Sejalan dengan upaya untuk memantapkan kemandirian pembangunan daerah yang dinamis dan bertanggung jawab, serta mewujudkan pemberdayaan dan otonomi daerah dalam lingkup yang lebih nyata, maka diperlukan upaya-upaya untuk meningkatkan efisiensi, efektivitas, dan profesionalisme sumber daya manusia dan lembaga-lembaga publik di daerah dalam mengelola sumber daya daerah. Hal ini tidak terlepas dari peran serta para perangkat atau pegawai pemerintah daerah dalam menunjang pelaksanaan otonomi daerah yang banyak berkaitan dengan birokrasi pemerintah daerah yang berhubungan dengan pelayanan publik.

Belanja pegawai untuk gaji dan honorarium Pemko Bukit tinggi tahun anggaran 2014 dialokasikan Rp.324 miliar lebih atau 63% dari total belanja daerah.
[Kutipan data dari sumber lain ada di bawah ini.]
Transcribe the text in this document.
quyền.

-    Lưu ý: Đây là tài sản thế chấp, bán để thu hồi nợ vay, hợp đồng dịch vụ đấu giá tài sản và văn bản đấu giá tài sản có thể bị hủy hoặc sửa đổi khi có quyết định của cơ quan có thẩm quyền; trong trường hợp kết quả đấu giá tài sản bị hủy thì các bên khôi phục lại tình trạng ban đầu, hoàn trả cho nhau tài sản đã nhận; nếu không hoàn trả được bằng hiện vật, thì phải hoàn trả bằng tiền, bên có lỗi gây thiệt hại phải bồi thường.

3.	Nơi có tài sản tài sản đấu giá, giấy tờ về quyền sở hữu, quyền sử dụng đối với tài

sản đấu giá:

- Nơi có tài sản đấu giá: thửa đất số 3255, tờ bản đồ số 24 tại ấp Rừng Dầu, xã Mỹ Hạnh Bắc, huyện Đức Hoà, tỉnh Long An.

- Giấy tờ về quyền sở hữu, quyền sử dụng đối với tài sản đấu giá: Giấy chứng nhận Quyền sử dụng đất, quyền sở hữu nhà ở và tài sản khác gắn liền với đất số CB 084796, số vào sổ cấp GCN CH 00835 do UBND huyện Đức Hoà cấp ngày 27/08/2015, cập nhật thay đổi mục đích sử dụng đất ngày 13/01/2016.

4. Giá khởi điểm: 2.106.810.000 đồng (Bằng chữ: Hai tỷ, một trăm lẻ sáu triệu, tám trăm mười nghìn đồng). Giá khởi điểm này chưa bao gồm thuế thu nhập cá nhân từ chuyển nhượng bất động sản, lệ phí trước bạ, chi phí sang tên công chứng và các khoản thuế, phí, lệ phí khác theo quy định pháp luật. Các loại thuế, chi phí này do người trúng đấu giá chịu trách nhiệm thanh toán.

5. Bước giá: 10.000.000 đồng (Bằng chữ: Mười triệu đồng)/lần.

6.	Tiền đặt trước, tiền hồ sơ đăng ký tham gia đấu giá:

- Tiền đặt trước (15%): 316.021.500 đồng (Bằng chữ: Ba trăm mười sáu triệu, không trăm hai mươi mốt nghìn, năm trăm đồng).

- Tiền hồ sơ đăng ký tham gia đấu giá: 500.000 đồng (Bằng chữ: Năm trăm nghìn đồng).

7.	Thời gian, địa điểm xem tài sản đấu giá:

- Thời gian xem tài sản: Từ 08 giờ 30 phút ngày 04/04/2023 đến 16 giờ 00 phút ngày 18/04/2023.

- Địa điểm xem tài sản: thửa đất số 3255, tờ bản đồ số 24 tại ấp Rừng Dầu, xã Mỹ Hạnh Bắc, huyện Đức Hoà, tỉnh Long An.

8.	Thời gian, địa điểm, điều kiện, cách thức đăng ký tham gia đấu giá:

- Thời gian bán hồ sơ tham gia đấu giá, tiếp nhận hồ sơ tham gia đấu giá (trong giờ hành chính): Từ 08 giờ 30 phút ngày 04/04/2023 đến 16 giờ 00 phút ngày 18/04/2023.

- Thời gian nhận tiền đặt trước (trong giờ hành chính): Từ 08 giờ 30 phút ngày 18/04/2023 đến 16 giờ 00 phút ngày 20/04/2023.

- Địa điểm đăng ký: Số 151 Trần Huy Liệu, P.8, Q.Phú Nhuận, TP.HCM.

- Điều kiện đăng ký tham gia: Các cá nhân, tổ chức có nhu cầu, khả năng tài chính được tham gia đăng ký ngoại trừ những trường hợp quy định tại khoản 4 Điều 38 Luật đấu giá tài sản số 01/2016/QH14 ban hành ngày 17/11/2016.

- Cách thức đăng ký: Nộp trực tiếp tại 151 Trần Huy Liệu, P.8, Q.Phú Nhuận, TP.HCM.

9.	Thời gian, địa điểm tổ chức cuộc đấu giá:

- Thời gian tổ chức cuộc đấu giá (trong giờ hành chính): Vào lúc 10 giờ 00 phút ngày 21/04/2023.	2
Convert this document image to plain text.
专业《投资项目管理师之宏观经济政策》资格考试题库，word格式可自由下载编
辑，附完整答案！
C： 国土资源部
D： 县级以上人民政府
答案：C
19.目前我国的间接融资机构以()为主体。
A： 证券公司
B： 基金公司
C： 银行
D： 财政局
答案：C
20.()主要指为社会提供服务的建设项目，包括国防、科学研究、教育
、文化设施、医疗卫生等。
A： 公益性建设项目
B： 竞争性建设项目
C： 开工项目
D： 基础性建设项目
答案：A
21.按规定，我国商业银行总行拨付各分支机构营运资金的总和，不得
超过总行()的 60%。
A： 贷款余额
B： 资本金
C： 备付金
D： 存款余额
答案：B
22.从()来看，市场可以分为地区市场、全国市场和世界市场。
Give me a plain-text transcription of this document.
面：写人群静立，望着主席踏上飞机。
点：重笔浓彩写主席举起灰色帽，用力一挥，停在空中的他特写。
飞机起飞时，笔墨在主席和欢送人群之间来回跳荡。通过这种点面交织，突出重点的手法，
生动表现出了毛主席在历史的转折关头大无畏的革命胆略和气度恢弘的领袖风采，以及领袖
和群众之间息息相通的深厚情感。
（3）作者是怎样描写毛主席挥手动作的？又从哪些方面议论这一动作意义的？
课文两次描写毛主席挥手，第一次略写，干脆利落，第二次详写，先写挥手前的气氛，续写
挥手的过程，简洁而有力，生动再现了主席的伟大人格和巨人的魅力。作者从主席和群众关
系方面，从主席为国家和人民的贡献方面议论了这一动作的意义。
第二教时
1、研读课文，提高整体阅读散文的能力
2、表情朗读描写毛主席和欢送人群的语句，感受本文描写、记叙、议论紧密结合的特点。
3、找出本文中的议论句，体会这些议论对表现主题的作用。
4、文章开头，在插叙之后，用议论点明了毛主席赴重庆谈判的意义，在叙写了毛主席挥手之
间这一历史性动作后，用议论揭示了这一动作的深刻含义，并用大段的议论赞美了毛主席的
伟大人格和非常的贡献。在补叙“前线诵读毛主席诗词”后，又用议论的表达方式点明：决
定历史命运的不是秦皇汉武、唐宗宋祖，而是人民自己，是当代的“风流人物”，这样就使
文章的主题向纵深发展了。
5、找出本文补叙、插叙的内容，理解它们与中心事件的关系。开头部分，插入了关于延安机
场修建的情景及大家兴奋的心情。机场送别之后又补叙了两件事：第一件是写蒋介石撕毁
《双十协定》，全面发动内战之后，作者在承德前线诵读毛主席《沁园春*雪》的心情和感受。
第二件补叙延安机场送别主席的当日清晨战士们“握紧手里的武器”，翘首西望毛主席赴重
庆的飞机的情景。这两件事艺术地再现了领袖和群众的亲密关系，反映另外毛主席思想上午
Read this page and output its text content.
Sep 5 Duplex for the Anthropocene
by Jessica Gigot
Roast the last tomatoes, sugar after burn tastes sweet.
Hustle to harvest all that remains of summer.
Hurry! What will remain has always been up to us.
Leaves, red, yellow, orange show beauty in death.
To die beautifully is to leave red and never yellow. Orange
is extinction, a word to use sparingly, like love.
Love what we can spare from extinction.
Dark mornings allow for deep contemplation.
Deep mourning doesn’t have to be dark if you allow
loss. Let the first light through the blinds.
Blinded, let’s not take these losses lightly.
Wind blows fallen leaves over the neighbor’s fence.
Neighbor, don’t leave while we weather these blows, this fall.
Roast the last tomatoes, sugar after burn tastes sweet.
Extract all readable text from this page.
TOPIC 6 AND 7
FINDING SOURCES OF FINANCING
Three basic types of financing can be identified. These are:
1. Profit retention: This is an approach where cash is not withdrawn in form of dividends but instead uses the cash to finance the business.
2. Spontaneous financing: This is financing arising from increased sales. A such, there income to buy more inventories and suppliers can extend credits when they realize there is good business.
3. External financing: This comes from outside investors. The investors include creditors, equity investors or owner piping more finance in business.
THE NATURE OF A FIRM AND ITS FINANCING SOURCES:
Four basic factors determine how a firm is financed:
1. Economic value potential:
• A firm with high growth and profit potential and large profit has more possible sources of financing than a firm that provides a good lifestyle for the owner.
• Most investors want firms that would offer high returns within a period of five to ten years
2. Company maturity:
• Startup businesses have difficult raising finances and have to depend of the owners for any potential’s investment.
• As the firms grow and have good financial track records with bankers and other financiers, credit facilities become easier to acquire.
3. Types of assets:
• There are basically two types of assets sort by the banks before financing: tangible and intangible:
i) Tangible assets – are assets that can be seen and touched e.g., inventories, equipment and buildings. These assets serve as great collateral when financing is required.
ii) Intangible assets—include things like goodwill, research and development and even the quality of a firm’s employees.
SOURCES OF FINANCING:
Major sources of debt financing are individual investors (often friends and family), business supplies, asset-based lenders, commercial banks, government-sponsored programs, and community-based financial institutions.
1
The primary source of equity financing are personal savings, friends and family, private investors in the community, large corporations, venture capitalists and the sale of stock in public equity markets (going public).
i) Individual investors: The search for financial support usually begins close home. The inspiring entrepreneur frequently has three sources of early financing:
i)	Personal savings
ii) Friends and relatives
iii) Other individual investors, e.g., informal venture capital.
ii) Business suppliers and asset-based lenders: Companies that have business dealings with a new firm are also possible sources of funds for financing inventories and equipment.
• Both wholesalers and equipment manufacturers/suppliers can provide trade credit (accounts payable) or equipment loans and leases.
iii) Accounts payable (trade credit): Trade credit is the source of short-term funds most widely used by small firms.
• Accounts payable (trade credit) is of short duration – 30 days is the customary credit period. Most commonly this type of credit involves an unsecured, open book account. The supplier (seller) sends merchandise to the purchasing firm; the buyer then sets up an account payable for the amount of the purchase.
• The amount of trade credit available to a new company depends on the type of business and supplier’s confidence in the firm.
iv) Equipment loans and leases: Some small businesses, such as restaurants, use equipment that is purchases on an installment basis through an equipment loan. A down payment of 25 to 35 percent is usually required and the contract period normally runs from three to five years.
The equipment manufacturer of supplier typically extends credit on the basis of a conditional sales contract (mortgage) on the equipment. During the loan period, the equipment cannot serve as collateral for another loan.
Sementara belanja modal yang bersentuhan dengan publik hanya dialokasikan sebesar Rp. 46 miliar atau 9,03%. Kecilnya alokasi belanja modal ini jauh dari yang ditentukan Peraturan Presiden No. 5 Tahun 2010 tentang Rencana Pembangunan Jangka Menengah Nasional (RPJMN) 2010-2014 yang mengamanahkan belanja modal sekurang-kurangnya 30% dari belanja daerah.

Penelitian ini merupakan pengembangan dari penelitian yang dilakukan oleh WINDA (2010) tentang Pengaruh Dana Alokasi Umum terhadap Pendapatan Asli Daerah dengan Belanja Modal sebagai variabel intervening. Perbedaan penelitian terdahulu dengan penelitian sekarang adalah pada variabel dan sampel penelitian. Penelitian terdahulu menggunakan Dana Alokasi Umum dan sampel pada pemerintah kabupaten dan kota se jawa sedangkan penelitian sekarang menambahkan variabel Produk Domestik Regional Bruto dan sampel pada pemerintahan kabupaten dan kota di Provinsi Sumatera Barat.

Berdasarkan latar belakang diatas, maka penulis tertarik untuk melakukan penelitian dengan judul “Pengaruh Produk Domestik Regional Bruto Dan Dana Alokasi umum Terhadap Pendapatan Asli Daerah Dengan Belanja Modal Sebagai Variabel Moderating Pada Kabupaten / Kota Di Provinsi Sumatera Barat 2011-2013”.